US officials believe the Sony hack was retribution for “The Interview” a comedy film that starred Seth Rogen and James Franco and centred on a plot to assassinate North Korea’s leader, Kim Jong Un.
Sony cancelled the theatrical release of the film amid threats to moviegoers but released it online through YouTube and other sites.
A Sony spokeswoman declined to comment and attempts to reach the alleged hacker were unsuccessful.
Among the emails released in the hack was an exchange between Amy Pascal, then co-chairman of the studio, and “The Social Network” producer Scott Rudin where they joked about what might be then-President Barack Obama’s favourite movies, listing “12 Years a Slave” and films by black comedian Kevin Hart.
The pair apologised with Ms Pascal leaving her job months later.
In addition to targeting Sony, hackers sent spear-phishing emails to employees at AMC Theaters, which had planned to screen the movie, and to a British company producing a fictional television series about a scientist taken prisoner in North Korea, authorities said.
The hackers used the same aliases and accounts from the Sony attack when they sent spear-phishing emails to several US defence contractors, including Lockheed Martin, and others in South Korea, officials said.
The criminal complaint alleges the hackers committed several attacks from 2014 until 2018. The investigation is continuing.
Cybersecurity experts have said portions of the WannaCry programme used the same code as malware previously distributed by the hacker collective known as the Lazarus Group, which is believed to be responsible for the Sony hack.
The indictment said Park was on a team of programmers employed an organisation called Chosun Expo that operated out of Dalian, China, and the FBI described as “a government front company”.

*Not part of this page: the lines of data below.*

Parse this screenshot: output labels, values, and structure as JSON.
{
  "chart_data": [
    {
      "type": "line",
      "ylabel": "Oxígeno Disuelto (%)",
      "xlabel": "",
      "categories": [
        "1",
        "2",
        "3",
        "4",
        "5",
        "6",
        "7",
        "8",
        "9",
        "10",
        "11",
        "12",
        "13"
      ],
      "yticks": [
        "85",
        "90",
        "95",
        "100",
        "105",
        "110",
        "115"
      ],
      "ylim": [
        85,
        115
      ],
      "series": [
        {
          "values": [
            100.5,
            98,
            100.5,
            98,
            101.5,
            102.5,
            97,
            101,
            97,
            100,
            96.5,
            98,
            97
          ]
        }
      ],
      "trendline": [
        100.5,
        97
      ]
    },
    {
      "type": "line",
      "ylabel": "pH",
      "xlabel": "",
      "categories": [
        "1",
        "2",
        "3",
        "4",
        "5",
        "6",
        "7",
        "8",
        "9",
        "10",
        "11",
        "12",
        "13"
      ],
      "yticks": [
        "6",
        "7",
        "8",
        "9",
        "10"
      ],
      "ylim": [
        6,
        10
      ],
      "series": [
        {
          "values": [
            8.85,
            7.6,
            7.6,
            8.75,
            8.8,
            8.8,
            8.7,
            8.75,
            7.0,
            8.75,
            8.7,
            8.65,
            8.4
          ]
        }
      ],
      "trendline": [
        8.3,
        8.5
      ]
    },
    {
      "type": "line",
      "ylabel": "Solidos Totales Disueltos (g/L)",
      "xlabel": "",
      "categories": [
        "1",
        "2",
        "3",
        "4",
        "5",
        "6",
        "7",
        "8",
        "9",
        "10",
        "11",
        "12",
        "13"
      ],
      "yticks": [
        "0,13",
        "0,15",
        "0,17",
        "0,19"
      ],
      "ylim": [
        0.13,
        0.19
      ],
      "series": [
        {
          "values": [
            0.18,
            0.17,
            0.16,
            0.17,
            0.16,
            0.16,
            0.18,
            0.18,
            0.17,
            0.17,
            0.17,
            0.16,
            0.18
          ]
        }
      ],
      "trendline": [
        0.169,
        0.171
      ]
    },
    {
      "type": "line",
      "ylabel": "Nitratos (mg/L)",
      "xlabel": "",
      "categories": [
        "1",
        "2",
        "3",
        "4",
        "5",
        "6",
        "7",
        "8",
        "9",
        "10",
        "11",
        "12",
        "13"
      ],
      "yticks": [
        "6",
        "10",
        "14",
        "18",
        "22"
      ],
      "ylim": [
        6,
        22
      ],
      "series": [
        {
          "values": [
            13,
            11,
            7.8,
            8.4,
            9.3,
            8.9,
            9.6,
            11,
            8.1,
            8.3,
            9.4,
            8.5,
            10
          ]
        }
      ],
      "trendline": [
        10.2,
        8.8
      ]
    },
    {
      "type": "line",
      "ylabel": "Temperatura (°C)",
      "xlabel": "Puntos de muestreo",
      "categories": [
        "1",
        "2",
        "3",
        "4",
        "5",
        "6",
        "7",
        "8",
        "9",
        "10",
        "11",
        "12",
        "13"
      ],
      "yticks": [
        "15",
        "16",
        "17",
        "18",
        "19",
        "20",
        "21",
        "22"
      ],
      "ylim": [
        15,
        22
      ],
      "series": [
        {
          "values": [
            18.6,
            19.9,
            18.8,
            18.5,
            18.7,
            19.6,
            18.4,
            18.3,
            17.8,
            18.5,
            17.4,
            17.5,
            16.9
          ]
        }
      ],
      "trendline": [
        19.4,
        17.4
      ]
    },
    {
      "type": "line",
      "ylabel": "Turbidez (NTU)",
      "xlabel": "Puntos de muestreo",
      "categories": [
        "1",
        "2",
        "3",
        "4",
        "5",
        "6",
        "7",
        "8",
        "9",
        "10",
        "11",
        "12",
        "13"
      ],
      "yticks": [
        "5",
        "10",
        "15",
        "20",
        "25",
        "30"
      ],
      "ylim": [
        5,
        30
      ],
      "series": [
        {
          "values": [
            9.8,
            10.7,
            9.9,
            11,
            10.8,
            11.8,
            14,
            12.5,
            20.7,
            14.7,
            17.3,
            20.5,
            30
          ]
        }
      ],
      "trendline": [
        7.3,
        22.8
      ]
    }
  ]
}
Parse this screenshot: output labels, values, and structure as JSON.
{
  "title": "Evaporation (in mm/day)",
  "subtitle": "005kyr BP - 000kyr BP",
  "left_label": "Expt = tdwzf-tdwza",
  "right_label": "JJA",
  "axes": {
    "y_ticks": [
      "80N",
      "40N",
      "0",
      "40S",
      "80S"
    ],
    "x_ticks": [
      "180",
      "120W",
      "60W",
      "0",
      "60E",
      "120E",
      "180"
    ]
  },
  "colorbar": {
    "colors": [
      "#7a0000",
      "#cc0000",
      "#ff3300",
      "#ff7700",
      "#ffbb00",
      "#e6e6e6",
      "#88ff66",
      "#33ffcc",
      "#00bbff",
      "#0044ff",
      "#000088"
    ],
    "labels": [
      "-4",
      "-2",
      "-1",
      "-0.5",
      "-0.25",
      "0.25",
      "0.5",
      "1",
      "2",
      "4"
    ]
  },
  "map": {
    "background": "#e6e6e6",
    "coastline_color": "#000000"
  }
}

A North Korea-registered website bearing that company’s name described Chosun Expo as the country’s “first internet company”, saying it was established in 2002 and employed 20 young graduates from institutions including Kim Il Sung University, Kimcheon Industrial University and Pyongyang Art University.
A 2015 version of the company’s website said it focused on gaming, gambling, e-payments and image recognition software.
It looked in many ways like a typical tech company, boasting of its “pioneering” IT talent and customer satisfaction.
By July 2016 internet archival records show the company dropped the reference to North Korea from its home page.
Some time later, the site vanished from the web.
Emails sent to Chosun Expo’s generic email address and to the website’s original registrant, whose name was given as Won Sun Chol, went unreturned.
It is the first time the Justice Department has brought criminal charges against a hacker said to be from North Korea.
In recent years the department has charged hackers from China, Iran and Russia in hopes of publicly shaming other countries for sponsoring cyber attacks on US corporations.
In 2014 the Obama administration charged five Chinese military hackers with a series of digital break-ins at American companies and last year the Justice Department charged Russian hackers with an intrusion at Yahoo Inc.
The Treasury Department also added Park Jin Hyok’s name to their sanction list, which prohibits banks that do business in the US from providing accounts to him or Chosun Expo.
It is unlikely he will be extradited because the US has no formal relations with North Korea and the North Korean government was not notified about the charges.